| Nice! I really like how many variations on this idea are coming out. MacWhisper used to be great, but is kinda of a buggy mess now. I'm making my own, for personal use. I did a survey of many and they all (that I could find) skip the fundamentals. The major issues that I've run into: - Crash recovery. Most of these apps are incredibly buggy and crash all the time, taking the recorded audio with them. Macwhisper is incredibly bad at this. - Disk space. Many of these apps save wav files to disk. After a few hours of meetings, you may end up with gigabytes eaten. - Microphone bleed. People don't always use headphones, the system mic will pick up the speaker sounds, causing duplicate (approximately) transcriptions. I've yet to find a solution that handles all these correctly, let alone having high quality transcriptions. Anyway, most of these apps are built around https://github.com/FluidInference/FluidAudio, if anyone is curious. Their readme has a big list of similar apps as well. |
I think I've got the other two bits covered. I pushed an update yesterday that adds active echo cancellation so that audio playing through the speakers (or leaky headphones) won't get transcribed twice if it is picked up by the microphone.
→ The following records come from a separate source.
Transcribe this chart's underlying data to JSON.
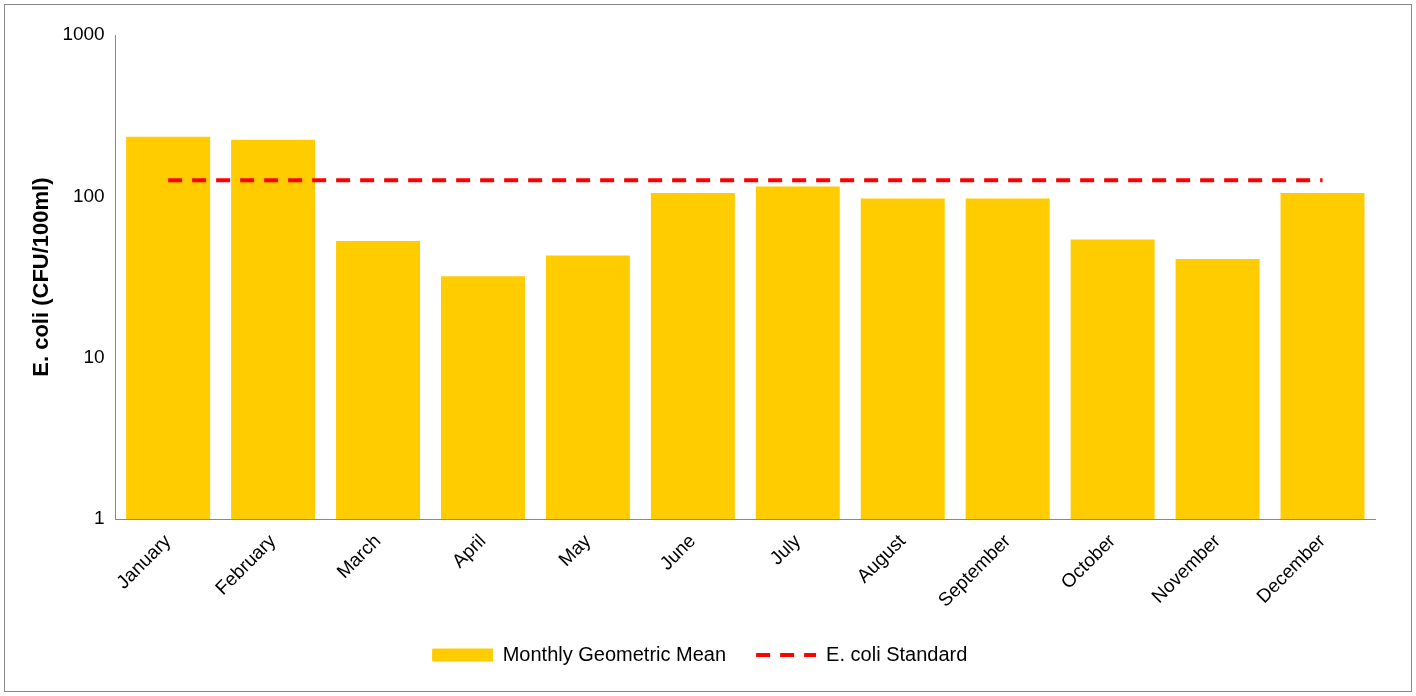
{
  "chart_data": {
    "type": "bar",
    "ylabel": "E. coli (CFU/100ml)",
    "log": "y",
    "ylim": [
      1,
      1000
    ],
    "yticks": [
      1,
      10,
      100,
      1000
    ],
    "grid": false,
    "legend": "bottom",
    "categories": [
      "January",
      "February",
      "March",
      "April",
      "May",
      "June",
      "July",
      "August",
      "September",
      "October",
      "November",
      "December"
    ],
    "series": [
      {
        "name": "Monthly Geometric Mean",
        "color": "#ffcc00",
        "values": [
          234,
          224,
          53,
          32,
          43,
          105,
          115,
          97,
          97,
          54,
          41,
          105
        ]
      },
      {
        "name": "E. coli Standard",
        "type": "line",
        "color": "#ff0000",
        "line_style": "dashed",
        "marker": "none",
        "values": [
          126,
          126,
          126,
          126,
          126,
          126,
          126,
          126,
          126,
          126,
          126,
          126
        ]
      }
    ]
  }
}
It can be disabled in preferences, but it's on by default.
The disk space issue is one that I considered as well. By default, Trace deletes the actual audio recordings as soon as transcription is successfully completed, so the idea is you keep just the markdown transcript rather than the gigabytes of raw audio. If you want, there's a preference to disable the auto-deletion. There's a bit more on the support page here https://traceapp.info/support (search for "Auto-deletion of audio").
FluidAudio is a big part of this and is actually used in two places during a session. It runs the Parakeet EOU model for the instant recap (which isn't hugely accurate, but it's good enough for the job) and after the call it's also used to transcribe the recording, depending on which engine you've selected (Trace offers a fast and an accurate one). If the fast engine is selected, we use FluidAudio with the Parakeet-TDT 0.6b v3 model for transcription, which then goes through Pyannote and WeSpeaker for diarization. If the accurate engine is selected, we use WhisperKit with the Whisper large-v3-turbo model for transcription, and SpeakerKit for diarization.